Il tema di Sepang non può che essere Valentino Rossi. Non lo è Marquez e nemmeno Ducati che, per motivi opposti, ci hanno abituati chi alle vittorie, chi a “vuoti” improvvisi. A febbraio Valentino compirà 40 anni. Da tempo non lo ritengo all’altezza di Marquez e fatico anche a pensare che possa essere uno dei pretendenti al titolo 2019; dò la precedenza al team Honda HRC, al quale si aggiungerà Jorge Lorenzo. E poi ci sarà sempre Vinales, che aspetto ingrani la marcia giusta. Insomma, credo più nei giovani, quelli forti. Gli altri li metto tutti nel “calderone”, con Vale che sta nel limbo. I piloti di casa nostra ancora non conquistano il testimone che prima o poi Rossi lascerà. Da 19 stagioni rappresenta la bandiera italiana nella top class e lo fa ancora oggi; nonostante la presenza di Dovizioso, Petrucci, Iannone e Morbidelli, nessuno di loro, ahinoi, è stato capace, nemmeno in questo 2018, di convincerci dell’opposto. E quando le chance del #46 sembravano affogate, eccolo rinascere sul finale. Bada-bam: 15 giri consecutivi ritmati al metronomo, con uno scarto infinitesimale di soli 2 decimi. 5 km e mezzo di asfalto e un tempo sul giro di 2 minuti: la prima volta che ci girai mi sembrava un’autostrada a otto corsie, le curve ampie e lunghe costringevano ad allungare il collo per vedere la linea da battere, con un caldo che asfissia solo a infilare il casco. Chi ogni tanto ci prova a buttarsi in pista, per piacere e divertimento, sa quanto sia dura…

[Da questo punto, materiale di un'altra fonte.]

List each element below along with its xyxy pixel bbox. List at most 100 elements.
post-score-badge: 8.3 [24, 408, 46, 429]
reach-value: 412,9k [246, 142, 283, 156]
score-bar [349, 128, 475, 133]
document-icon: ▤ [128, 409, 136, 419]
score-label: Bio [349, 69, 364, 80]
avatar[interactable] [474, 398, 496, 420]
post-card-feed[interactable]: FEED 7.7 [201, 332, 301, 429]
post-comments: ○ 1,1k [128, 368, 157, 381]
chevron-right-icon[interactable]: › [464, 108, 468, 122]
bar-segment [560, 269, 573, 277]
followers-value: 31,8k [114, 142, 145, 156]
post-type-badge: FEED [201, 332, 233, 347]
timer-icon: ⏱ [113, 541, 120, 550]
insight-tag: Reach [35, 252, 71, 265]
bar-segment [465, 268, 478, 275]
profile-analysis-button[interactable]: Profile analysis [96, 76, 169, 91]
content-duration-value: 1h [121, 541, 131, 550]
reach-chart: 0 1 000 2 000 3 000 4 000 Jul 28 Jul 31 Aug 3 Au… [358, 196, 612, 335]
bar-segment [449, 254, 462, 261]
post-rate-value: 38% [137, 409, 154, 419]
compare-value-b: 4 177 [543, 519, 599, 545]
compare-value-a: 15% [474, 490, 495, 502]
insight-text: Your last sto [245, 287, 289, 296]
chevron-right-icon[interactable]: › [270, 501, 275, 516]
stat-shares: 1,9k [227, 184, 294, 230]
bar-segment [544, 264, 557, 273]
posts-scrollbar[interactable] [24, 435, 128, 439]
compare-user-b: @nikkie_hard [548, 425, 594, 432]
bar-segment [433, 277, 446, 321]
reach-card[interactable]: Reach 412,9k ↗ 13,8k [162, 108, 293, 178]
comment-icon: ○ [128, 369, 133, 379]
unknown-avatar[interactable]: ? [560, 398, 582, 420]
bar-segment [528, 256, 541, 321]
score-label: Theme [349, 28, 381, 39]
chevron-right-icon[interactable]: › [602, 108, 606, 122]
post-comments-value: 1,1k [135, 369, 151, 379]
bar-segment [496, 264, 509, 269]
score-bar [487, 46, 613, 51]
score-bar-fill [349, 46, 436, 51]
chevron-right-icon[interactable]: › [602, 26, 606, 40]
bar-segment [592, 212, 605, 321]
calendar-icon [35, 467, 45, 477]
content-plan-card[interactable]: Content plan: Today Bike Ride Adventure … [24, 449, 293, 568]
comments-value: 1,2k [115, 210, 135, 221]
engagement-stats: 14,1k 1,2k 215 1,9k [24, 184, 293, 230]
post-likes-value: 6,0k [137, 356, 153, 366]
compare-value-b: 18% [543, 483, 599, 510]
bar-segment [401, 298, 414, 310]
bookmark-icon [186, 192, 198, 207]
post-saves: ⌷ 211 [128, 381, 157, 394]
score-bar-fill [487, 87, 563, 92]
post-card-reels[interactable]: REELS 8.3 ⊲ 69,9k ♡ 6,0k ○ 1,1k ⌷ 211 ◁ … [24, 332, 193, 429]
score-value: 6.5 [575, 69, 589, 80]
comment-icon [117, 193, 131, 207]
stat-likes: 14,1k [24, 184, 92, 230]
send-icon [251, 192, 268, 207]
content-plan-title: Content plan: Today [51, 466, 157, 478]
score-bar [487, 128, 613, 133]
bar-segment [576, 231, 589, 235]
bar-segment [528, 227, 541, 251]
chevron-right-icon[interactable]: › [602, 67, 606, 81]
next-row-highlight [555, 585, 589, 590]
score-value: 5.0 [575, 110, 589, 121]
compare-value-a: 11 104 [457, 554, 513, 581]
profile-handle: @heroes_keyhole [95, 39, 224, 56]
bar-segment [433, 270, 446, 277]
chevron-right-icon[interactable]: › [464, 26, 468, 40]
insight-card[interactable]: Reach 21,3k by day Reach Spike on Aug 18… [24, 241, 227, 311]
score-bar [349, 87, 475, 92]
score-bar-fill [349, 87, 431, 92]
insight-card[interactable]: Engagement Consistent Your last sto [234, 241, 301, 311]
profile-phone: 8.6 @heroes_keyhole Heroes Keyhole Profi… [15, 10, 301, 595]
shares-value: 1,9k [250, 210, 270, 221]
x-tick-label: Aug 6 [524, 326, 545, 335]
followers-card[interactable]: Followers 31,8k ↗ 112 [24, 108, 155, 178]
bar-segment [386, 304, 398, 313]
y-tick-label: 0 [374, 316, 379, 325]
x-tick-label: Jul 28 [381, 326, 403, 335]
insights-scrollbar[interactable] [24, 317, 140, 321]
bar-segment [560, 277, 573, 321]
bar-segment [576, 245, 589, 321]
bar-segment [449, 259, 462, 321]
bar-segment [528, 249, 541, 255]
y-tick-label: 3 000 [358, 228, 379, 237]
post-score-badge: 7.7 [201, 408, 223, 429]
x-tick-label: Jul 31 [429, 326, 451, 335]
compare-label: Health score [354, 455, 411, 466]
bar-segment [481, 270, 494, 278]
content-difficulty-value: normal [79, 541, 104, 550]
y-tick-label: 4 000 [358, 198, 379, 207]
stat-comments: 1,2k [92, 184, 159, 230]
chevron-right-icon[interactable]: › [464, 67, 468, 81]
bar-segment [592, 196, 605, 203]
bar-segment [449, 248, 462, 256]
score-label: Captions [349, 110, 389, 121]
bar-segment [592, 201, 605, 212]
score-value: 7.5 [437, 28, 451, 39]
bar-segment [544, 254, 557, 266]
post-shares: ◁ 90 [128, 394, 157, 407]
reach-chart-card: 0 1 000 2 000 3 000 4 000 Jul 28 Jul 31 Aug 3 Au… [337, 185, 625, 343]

Rossi ha resistito il più possibile al ritmo forsennato imposto da Marquez, per poi buttare tutto alle ortiche. Non ha vinto, ma non è quello il punto. Era sotto pressione ed è scivolato, e tutto ciò mi sembra “più normale” di ciò che aveva dimostrato fino a quel momento. Che, di fatto, la definisco un’impresa. Pensate debba dimostrare altro in carriera ? Ma va là. Ma ciò che ha compiuto oggi, fa capire quanto sia stato grande in passato. Forse sbaglio a giudicare sorprendenti questi exploit, quasi da nostalgico, come se corresse già da ex, ma questo atteggiamento dovrebbe servire da esempio nello sport: si sputa sangue, s’ingoia merda, la gente ti fischia, ma non si molla. Con umiltà e volontà, sempre a testa bassa, sconfitta dopo sconfitta, per rialzare la testa. L’applauso lo merita chi riporta la moto al traguardo dopo una caduta che fa venir voglia di prenderla a calci… C’è chi lo fa. Agli atleti più giovani, e a noi tutti in generale, dico: è una grande opportunità di insegnamento. La sua presenza in MotoGP oggi non dovrebbe essere vissuta per dividere le tifoserie, come una volta, ma per apprezzarne l’esclusività. Le tribune dovrebbero riappacificarsi, trovando quella magica sintonia che ho inteso tra Marquez e Rossi: si sono visti da vicino, annusati come in passato, si sono battuti contro il cronometro e, sotto sotto, hanno ritrovato un reciproco rispetto sportivo. E pure i complimenti di Lorenzo li sento sinceramente ricchi di stima. Stiamo entrando nel “gran finale”, quello per cui ogni atleta meriterebbe il rispetto, a prescindere. Ogni polemica, ogni “se” e ogni “ma” a volte sono superflui e stavolta lo sono. Piuttosto aspettiamo Pecco Bagnaia, fresco campione del mondo Moto2: arriveremo al pelo nel passaggio del testimone prima che l’Italia perda il suo protagonista principale dando l’addio alle corse. Speriamo stavolta di avere di fronte l’erede giusto di Rossi.